OpenAI announced a grants program to fund independent research at the intersection of artificial intelligence and mental health. The fund will offer up to $2 million for projects that produce data, evaluations, or actionable ideas to help make AI systems safer and more useful in sensitive conversations.
What is OpenAI announcing?
The program, run by OpenAI’s Safety team and funded by OpenAI Group PBC, is looking for independent proposals that explore risks and benefits of using AI in mental health contexts. Applications are open starting today through December 19, 2025, and selections will be notified no later than January 15, 2026.
Up to $2 million in grants to encourage interdisciplinary work between technical researchers, mental health professionals, and people with lived experience.
What kinds of projects are they looking for?
They value proposals that deliver clear outputs: datasets, evaluations, rubrics, or syntheses of experiences that can inform safety practices.
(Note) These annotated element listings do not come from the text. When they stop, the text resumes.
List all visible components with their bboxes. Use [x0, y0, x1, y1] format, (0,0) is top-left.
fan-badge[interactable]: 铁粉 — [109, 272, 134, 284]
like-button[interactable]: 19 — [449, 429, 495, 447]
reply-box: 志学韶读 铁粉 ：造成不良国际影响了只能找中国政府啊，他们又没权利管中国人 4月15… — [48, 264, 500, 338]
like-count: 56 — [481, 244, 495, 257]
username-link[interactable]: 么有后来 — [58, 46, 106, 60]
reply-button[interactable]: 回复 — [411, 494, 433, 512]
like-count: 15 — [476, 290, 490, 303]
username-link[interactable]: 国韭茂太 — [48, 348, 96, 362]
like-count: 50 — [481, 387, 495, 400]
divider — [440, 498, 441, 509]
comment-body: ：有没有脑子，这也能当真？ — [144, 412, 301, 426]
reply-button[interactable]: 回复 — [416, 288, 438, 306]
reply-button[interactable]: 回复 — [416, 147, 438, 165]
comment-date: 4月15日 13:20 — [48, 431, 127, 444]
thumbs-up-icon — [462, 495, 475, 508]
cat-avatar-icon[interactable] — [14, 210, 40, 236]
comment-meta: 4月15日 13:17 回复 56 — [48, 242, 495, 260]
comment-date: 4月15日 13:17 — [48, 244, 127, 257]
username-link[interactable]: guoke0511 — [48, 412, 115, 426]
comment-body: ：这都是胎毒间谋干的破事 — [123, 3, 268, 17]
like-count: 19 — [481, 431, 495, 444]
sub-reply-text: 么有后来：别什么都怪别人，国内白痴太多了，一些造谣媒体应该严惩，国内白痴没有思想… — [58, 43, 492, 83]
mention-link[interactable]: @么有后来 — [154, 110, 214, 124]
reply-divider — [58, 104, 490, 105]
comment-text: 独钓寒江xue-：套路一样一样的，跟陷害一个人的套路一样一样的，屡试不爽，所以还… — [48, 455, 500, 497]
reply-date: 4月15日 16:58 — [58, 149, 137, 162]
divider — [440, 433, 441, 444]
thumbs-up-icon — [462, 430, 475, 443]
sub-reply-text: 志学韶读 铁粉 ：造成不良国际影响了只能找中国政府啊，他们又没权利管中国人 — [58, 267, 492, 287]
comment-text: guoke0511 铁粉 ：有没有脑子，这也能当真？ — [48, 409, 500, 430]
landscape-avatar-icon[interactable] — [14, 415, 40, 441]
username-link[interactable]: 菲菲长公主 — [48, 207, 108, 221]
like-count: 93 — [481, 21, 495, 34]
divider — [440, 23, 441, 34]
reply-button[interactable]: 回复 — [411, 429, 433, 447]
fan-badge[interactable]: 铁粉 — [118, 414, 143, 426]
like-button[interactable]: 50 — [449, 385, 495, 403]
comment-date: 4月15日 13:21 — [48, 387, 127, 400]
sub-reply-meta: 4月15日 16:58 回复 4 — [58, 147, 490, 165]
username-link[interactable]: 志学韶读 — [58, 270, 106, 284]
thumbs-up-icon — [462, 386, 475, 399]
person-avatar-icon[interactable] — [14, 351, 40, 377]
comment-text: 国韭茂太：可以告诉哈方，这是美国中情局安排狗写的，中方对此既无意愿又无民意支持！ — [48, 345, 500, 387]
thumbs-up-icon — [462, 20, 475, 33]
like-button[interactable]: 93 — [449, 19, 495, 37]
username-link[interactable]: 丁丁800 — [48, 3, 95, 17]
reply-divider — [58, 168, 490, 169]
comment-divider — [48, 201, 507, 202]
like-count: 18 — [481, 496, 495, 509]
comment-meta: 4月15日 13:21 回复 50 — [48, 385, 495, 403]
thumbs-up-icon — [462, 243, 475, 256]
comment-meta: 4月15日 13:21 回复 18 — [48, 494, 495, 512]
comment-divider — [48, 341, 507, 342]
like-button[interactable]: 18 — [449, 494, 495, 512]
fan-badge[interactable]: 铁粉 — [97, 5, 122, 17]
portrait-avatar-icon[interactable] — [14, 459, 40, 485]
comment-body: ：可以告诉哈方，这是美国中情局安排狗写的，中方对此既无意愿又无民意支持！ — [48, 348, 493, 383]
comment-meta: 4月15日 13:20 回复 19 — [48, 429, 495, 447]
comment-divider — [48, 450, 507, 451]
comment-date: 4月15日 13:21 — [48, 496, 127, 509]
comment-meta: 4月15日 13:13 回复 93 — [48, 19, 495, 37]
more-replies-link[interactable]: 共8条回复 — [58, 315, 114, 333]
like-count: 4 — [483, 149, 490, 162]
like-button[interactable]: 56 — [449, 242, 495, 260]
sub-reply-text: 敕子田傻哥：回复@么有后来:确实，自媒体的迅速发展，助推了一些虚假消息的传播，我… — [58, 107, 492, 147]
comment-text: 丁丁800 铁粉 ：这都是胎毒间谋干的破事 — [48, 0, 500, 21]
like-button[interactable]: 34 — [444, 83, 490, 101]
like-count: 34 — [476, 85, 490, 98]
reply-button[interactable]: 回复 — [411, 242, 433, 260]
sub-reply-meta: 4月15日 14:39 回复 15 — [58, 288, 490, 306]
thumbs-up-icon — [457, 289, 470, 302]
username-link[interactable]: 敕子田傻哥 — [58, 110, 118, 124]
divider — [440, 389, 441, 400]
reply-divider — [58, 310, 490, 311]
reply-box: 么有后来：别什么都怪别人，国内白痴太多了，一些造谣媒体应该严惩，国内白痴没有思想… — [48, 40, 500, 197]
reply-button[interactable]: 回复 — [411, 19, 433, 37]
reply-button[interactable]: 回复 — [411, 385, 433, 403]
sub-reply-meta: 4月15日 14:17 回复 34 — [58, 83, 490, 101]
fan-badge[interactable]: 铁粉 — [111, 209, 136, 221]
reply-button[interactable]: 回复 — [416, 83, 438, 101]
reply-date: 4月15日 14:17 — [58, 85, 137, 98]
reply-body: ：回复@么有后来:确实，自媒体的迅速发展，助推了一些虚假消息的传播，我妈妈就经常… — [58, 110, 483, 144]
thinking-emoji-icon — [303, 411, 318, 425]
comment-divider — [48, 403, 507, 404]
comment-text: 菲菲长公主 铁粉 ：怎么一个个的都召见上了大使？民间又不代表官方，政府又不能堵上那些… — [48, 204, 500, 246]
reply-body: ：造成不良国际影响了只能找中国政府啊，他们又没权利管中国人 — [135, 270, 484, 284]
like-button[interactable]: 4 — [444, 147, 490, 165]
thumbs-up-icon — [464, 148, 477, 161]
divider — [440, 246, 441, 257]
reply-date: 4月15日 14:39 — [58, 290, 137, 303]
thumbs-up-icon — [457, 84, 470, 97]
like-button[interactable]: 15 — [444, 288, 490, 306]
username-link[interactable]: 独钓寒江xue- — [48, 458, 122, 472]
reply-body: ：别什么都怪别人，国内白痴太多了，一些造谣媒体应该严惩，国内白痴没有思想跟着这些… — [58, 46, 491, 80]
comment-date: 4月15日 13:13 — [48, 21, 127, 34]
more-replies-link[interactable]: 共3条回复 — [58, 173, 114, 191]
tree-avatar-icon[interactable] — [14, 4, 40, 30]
Sound useful? Here are example areas of interest:
- How expressions of distress, delusions, or other mental-health-related language vary across cultures and languages, and how that affects AI interpretation.
- Perspectives from people with lived experience about what feels safe, helpful, or harmful when interacting with chatbots.
- How mental health providers currently use AI tools: what works, what fails, and where safety risks emerge.
- The potential for AI to encourage healthy behaviors and reduce harm.
- Robustness of safeguards against jargon, slang, or underrepresented linguistic patterns, especially in low-resource languages.
- Tone, style, and framing adjustments when responding to children and adolescents, with deliverables like evaluation rubrics or annotated examples.
- How stigma around mental illness can appear in model recommendations or interaction styles.
- AI interpretation of visual indicators related to body dysmorphia or eating disorders and the ethical creation of annotated multimodal datasets.
- AI capabilities to offer compassionate support in grief processes, including response patterns and style guides.
Why does this matter now?
Have you wondered how a chatbot responds when someone shows signs of distress? As AI tools enter more personal spaces, understanding their limits and how to strengthen them isn’t just technical — it’s a matter of public safety and ethics.
OpenAI has already worked on studies like Investigating Affective Use and Emotional Well-being on ChatGPT and Healthbench. These grants aim to expand that effort with independent research that adds diversity of approaches and cultural contexts.
Practical and ethical considerations
If you’re thinking of applying, keep a few key points in mind:
- Consent and responsible data collection, especially with vulnerable populations.
- Inclusion of people with lived experience from study design onward, not just as subjects.
- Clarity in deliverables: well-documented datasets, reproducible rubrics, or actionable analyses for safety practices.
- Cultural and linguistic sensitivity: validate tools in local contexts and in low-resource languages.
It’s not just about building better models; it’s about doing it carefully so you don’t cause harm and so results are useful outside controlled environments.
Who should apply and how to make the most of this opportunity?
Interdisciplinary teams have an advantage: technical researchers working with mental health professionals and people with lived experience. Small academic teams, NGOs, or international consortia that can deliver reusable resources (datasets, evaluations, guidelines) are ideal candidates.
If your project fits, prepare a proposal that clearly explains the deliverables, ethical methods for collecting data, and how your results can inform AI safety practices.
The call closes on December 19, 2025, with notifications expected by January 15, 2026.
Thinking about AI and mental health isn’t only thinking about technology: it’s thinking about how technology affects lives with cultural, emotional, and ethical nuance. These grants are an invitation to research with rigor and empathy.